You can get a 60 mpg vehicle right now if you want it - a 100 mpg vehicle that costs a thousand dollars. They sell them in several places around this town, you just have to sweat in the heat and get wet when it rains, and you can't go very fast but hey, it's all about efficiency and going green, right? Many people choose that, many enjoy it -- including me, for what it's worth, but it's a choice, not the result of a Federal mandate. Sometimes you feel like a truck, sometimes you don't -- you consider the need and the budget and you makes your choice. But is it "saving the planet" to drive one of those terrifying "smart Cars?" Did anyone stop to notice that the US military is the largest single fossil fuel burner in our country? Is our problem really cars or is it how much we drive. How much of the passion is really that same stale neo-Luddism that nestled into Liberal thought back in the 60's when it was oh so hip to destroy cars in the name of whatever you call it?

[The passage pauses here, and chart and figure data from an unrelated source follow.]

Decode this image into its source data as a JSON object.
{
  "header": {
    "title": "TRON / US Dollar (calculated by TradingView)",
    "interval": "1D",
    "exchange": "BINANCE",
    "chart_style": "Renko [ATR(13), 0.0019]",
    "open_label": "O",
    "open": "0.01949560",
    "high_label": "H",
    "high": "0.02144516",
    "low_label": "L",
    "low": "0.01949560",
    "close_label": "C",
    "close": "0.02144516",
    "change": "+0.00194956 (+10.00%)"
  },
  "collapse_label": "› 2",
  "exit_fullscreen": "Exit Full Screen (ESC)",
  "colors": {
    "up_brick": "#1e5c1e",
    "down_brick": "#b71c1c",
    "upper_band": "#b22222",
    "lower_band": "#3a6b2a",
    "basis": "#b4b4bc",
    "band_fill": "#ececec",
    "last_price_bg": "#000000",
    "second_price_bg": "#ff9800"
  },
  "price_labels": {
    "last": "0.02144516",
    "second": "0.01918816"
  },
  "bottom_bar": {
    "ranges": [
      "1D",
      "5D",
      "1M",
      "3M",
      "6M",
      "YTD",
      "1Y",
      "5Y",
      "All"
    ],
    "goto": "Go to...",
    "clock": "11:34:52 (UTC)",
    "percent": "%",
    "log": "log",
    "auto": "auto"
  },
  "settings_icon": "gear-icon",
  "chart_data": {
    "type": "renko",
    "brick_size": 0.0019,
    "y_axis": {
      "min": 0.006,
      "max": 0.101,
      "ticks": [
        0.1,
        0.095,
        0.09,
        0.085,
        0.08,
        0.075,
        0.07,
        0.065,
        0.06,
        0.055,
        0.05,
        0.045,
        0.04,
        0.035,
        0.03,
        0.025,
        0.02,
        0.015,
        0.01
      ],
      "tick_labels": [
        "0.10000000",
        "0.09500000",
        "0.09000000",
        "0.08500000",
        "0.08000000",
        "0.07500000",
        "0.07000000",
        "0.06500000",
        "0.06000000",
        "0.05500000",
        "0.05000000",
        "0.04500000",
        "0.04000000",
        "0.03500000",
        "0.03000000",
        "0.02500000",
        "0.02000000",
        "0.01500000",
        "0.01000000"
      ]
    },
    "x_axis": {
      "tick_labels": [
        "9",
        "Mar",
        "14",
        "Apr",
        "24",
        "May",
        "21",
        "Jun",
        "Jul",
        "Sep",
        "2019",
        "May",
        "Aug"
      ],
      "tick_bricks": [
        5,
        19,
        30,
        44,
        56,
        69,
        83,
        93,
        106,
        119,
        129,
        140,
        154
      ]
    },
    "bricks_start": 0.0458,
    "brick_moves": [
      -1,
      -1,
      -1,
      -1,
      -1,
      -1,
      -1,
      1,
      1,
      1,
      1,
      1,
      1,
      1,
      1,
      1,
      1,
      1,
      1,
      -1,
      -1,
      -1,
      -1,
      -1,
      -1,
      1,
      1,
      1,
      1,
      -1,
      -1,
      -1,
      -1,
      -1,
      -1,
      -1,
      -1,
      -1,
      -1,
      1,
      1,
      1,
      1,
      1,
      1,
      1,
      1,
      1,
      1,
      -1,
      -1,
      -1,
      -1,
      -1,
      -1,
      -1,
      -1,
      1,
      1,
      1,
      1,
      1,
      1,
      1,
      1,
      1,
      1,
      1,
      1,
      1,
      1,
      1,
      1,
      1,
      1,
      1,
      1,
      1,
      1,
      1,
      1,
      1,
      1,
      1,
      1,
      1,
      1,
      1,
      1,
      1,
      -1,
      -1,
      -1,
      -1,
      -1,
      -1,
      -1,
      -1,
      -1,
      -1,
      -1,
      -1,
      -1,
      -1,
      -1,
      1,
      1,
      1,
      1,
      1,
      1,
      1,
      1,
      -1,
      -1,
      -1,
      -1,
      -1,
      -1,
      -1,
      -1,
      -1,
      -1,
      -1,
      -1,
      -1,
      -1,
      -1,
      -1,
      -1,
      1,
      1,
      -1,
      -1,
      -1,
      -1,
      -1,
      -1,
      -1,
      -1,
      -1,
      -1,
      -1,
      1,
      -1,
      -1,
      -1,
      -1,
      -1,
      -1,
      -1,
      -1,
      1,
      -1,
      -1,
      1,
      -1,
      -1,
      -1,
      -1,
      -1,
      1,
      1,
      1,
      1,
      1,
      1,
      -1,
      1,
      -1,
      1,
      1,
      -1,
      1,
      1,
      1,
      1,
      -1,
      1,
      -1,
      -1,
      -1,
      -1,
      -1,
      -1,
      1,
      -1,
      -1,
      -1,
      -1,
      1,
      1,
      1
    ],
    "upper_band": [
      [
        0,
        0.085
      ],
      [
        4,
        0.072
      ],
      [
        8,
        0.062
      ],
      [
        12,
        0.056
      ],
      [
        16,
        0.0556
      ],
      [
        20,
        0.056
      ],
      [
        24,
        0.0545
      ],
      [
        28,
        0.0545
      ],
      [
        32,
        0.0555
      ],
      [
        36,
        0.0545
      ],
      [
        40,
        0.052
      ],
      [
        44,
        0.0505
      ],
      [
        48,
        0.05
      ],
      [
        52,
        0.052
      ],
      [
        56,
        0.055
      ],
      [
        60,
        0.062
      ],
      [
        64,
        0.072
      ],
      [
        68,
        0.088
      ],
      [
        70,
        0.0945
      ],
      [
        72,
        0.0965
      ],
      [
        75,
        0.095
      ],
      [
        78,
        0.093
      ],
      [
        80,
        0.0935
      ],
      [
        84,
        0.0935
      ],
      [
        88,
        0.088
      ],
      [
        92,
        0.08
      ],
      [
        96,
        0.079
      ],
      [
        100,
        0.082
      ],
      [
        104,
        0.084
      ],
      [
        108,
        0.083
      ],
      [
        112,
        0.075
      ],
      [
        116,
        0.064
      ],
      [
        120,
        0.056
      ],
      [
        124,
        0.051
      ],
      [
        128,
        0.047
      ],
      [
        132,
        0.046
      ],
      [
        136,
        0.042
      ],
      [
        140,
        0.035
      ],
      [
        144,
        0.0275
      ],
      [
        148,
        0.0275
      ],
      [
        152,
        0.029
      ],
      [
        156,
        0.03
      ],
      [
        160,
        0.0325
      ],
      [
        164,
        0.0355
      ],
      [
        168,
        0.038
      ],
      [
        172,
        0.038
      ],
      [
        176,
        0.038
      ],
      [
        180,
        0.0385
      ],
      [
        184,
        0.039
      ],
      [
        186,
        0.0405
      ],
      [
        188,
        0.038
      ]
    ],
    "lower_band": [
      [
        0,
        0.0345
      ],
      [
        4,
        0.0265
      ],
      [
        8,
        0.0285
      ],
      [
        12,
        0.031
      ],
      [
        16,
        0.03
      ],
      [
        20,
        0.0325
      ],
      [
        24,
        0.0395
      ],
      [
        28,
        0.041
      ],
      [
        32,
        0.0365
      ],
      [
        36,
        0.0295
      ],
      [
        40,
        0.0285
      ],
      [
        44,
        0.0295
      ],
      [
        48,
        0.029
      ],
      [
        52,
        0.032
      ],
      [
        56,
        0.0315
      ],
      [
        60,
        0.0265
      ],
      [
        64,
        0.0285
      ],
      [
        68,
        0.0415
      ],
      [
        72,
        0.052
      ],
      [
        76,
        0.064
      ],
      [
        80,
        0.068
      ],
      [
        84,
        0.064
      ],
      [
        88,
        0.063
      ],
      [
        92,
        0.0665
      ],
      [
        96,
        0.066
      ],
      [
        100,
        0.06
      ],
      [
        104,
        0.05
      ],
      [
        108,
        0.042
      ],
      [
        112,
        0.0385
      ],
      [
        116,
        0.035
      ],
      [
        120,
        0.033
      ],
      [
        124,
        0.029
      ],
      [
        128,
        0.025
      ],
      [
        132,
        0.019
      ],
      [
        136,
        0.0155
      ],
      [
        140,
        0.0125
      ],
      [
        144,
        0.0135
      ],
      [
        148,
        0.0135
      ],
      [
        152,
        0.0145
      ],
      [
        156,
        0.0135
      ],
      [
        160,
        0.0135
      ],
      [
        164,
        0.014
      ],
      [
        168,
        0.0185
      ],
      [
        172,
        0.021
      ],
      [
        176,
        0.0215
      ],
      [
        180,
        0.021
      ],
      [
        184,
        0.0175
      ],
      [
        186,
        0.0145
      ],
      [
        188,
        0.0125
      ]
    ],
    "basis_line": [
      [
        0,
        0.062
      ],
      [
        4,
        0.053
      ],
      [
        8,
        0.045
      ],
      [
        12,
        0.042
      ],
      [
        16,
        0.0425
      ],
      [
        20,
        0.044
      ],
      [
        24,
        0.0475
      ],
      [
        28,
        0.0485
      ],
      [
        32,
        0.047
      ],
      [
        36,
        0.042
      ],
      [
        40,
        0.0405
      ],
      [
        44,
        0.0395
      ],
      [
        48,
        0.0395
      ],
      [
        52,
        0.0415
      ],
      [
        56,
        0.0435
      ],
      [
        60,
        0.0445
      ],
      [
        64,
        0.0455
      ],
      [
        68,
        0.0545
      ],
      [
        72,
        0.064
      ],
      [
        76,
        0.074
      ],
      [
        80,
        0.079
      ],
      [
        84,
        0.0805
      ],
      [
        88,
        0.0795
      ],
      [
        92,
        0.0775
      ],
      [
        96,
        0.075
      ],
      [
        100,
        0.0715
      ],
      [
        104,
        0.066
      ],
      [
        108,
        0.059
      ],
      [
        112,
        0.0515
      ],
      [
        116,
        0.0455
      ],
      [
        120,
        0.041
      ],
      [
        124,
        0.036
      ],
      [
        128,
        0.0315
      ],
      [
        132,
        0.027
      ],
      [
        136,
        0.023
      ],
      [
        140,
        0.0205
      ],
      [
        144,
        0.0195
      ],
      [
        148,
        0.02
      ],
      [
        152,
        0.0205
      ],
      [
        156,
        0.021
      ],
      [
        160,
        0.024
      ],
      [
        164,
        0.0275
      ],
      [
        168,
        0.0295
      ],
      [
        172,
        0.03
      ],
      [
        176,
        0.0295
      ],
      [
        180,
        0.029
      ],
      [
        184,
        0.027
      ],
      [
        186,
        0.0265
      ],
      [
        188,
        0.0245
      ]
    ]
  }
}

Sure Americans waste untold resources driving to work, waste a fortune to drive fashionably military-looking "safety" vehicles that cause 4 times more accidents and have to crawl through maneuvers like airships, but is the answer to regiment us, to furnish us with little steel boxes and proclaim "only this and nothing more?" Maybe it's time to let Dracula out of his coffin and raise the fuel tax! (gasp) Let people work out their personal mathematics by themselves - maybe move closer to work, maybe use a small car to drive to the train station, maybe buy a scooter. Raise the taxes steadily and put the money into high speed rail and local light rail. Eventually our obscene sprawl will contract and the mall to mall crawl may become a trip into town or down the block and people can make choices that suit them and their needs - you know, like free people in a free country. We don't trust you to use that ( insert anything here) wisely, we don't think you need it and therefore, you can't have it. It's the recipe for bad measures indeed.

Sure, I'm strongly convinced that something needs to be done, but I'm strongly convinced that it doesn't require us to become soulless gears and cams in the efficient, regulated machine of commerce and the State, if there's any difference between the two.